Effortless Conduct Dashboard

Welcome to the 3rd blog 2018 from my new book “Operational Risk Management Best Practices for the Financial Services Industry, Wiley Finance Series, 2018. This is an extract of Chapter 15 on Risk Reporting, pp 163-164:

“REPORTING ON CONDUCT

Conduct and behavior have attracted considerable regulatory attention since the financial crisis and firms are now taking great care to monitor conduct in their businesses. Figure 15.3 presents the common themes and metrics reported in the context of a conduct-monitoring program.

FIGURE 15.3 Themes and metrics for conduct risk reporting

Governance

■ CRO on the board

■ Risk specialist in risk committee

■ Frequency of risk committee meetings

Supervisory skills and training

  • Compliance to training and mandatory training

■ Training, guidance and policy for managers and team leaders

■ Face-to-face awareness sessions

Staff conduct

■ Behaviours against prior set objectives

■ # information security breaches

■ # disciplinary cases

■ # policy violations

Transparency and timeliness

■ # self reported issues

■ Occurrence date vs. reporting date of loss events

■ Overdue risk management actions against plan

■ Overdue audit recommendations against plan

Business model

■ Client sophistication/information asymmetry

■ Pricing structure vs. cost and quality

Post-sales review

■ Complaints handling and customer satisfaction

■ Product cancellations

Onboarding process and screening

■ Employees and contractors

■ Third-party onboarding

■ Client onboarding

A case study below presents an abbreviated example of metrics used to monitor conduct in financial firms, from a regulatory and operational risk perspective. Culture is measurable as long as it is defined by behaviors, measured and tracked by proxies. Methods to influence and change risk culture are addressed in Chapter 12. Culture reporting is specific to the culture of each firm and exceeds the scope of risk reporting.

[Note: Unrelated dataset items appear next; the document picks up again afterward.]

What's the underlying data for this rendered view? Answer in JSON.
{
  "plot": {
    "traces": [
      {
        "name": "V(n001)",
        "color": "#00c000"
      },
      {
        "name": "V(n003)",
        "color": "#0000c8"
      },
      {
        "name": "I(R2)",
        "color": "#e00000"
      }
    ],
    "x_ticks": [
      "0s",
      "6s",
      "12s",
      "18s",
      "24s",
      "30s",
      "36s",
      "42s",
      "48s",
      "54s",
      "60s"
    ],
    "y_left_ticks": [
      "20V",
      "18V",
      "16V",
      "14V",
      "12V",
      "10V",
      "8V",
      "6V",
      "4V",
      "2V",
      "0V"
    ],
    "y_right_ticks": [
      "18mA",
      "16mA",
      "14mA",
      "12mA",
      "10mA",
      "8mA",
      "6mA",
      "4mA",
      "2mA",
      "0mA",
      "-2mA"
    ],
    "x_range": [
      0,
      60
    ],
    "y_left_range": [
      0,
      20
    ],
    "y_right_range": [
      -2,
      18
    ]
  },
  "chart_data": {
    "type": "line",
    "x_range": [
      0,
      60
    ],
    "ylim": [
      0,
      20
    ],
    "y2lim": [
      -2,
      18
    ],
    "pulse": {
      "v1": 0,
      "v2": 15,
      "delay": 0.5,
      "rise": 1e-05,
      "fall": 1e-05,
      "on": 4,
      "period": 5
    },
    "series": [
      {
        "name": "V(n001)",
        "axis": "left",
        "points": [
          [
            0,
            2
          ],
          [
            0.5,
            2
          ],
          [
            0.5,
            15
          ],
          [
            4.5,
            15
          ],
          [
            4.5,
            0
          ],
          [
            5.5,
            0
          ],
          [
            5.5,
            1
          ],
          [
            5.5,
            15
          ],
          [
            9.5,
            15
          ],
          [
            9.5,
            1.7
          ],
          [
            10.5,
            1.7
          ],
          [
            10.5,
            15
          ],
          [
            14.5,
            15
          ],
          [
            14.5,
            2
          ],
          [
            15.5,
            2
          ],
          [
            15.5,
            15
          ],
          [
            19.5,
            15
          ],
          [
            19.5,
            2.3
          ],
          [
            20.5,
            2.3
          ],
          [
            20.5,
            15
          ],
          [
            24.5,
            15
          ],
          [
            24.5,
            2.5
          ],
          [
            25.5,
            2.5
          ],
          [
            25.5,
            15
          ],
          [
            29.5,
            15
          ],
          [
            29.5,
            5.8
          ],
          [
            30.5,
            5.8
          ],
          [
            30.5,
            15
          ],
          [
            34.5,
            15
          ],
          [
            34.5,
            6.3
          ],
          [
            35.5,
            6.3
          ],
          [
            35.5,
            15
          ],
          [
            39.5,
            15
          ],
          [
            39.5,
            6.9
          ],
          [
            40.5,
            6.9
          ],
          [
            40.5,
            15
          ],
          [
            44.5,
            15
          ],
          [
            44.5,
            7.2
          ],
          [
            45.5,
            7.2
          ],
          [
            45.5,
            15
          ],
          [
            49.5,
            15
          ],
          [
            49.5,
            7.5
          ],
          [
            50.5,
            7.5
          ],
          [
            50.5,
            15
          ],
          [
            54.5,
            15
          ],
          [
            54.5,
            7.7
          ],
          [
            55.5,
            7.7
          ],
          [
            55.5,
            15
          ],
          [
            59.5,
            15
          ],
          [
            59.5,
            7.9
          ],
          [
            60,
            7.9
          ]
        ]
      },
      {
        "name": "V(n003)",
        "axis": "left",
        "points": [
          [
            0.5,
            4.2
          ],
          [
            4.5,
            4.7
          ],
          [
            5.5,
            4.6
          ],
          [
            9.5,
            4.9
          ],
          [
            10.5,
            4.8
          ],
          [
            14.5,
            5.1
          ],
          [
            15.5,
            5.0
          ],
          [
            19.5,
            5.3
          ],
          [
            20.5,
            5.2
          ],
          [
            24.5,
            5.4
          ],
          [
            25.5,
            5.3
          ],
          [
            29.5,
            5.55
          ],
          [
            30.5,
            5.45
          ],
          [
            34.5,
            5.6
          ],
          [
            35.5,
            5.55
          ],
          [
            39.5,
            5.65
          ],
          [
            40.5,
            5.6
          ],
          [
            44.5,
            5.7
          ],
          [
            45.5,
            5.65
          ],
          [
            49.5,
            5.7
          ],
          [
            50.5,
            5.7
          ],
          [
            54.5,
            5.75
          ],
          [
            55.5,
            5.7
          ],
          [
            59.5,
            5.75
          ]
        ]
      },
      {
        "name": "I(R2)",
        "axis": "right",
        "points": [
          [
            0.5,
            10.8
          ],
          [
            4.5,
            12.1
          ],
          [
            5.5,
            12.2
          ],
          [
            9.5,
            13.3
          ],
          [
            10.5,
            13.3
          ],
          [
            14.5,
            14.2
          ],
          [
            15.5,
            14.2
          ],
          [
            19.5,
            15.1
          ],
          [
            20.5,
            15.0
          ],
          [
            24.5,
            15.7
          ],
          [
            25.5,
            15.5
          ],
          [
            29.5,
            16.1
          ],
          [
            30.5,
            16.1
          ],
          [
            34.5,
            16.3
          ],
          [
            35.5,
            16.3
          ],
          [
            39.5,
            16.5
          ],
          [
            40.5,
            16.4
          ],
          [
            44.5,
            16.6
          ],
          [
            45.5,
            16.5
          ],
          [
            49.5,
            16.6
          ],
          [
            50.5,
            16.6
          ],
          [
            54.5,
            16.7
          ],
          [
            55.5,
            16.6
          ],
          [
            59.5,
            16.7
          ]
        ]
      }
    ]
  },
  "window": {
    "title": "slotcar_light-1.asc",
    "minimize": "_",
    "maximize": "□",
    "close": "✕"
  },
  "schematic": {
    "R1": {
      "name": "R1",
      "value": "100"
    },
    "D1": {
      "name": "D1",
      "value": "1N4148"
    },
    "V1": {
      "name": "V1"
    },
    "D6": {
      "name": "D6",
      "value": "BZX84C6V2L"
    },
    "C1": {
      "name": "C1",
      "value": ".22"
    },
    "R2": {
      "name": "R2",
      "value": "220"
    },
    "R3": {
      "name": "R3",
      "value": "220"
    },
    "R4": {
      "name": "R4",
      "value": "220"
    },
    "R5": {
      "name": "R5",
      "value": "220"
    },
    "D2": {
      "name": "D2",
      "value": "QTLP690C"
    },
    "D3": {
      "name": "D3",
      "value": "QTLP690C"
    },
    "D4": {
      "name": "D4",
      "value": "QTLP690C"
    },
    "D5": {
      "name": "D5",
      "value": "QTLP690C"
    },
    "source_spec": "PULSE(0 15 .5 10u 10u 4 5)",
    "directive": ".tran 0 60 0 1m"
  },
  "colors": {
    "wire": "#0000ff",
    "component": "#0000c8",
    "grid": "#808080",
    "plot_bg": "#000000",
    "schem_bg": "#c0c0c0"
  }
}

CASE STUDY: EFFORTLESS CONDUCT DASHBOARD

Table 15.1 is an abbreviated example of a real conduct dashboard (thresholds and scores are fictitious). It is a sanitized version of a reporting dashboard we created for a bank that needed to start reporting quickly on conduct.

Using metrics already available in the firm is the fastest and easiest way to put together a reporting set. This is what we did:

out of all possible metrics relevant to track conduct, we ask the firm to select the ones that were both relevant for their business model and already available. This led to a dashboard quite seamless to create with the additional significant advantage of displaying past data and trends over the last four quarters.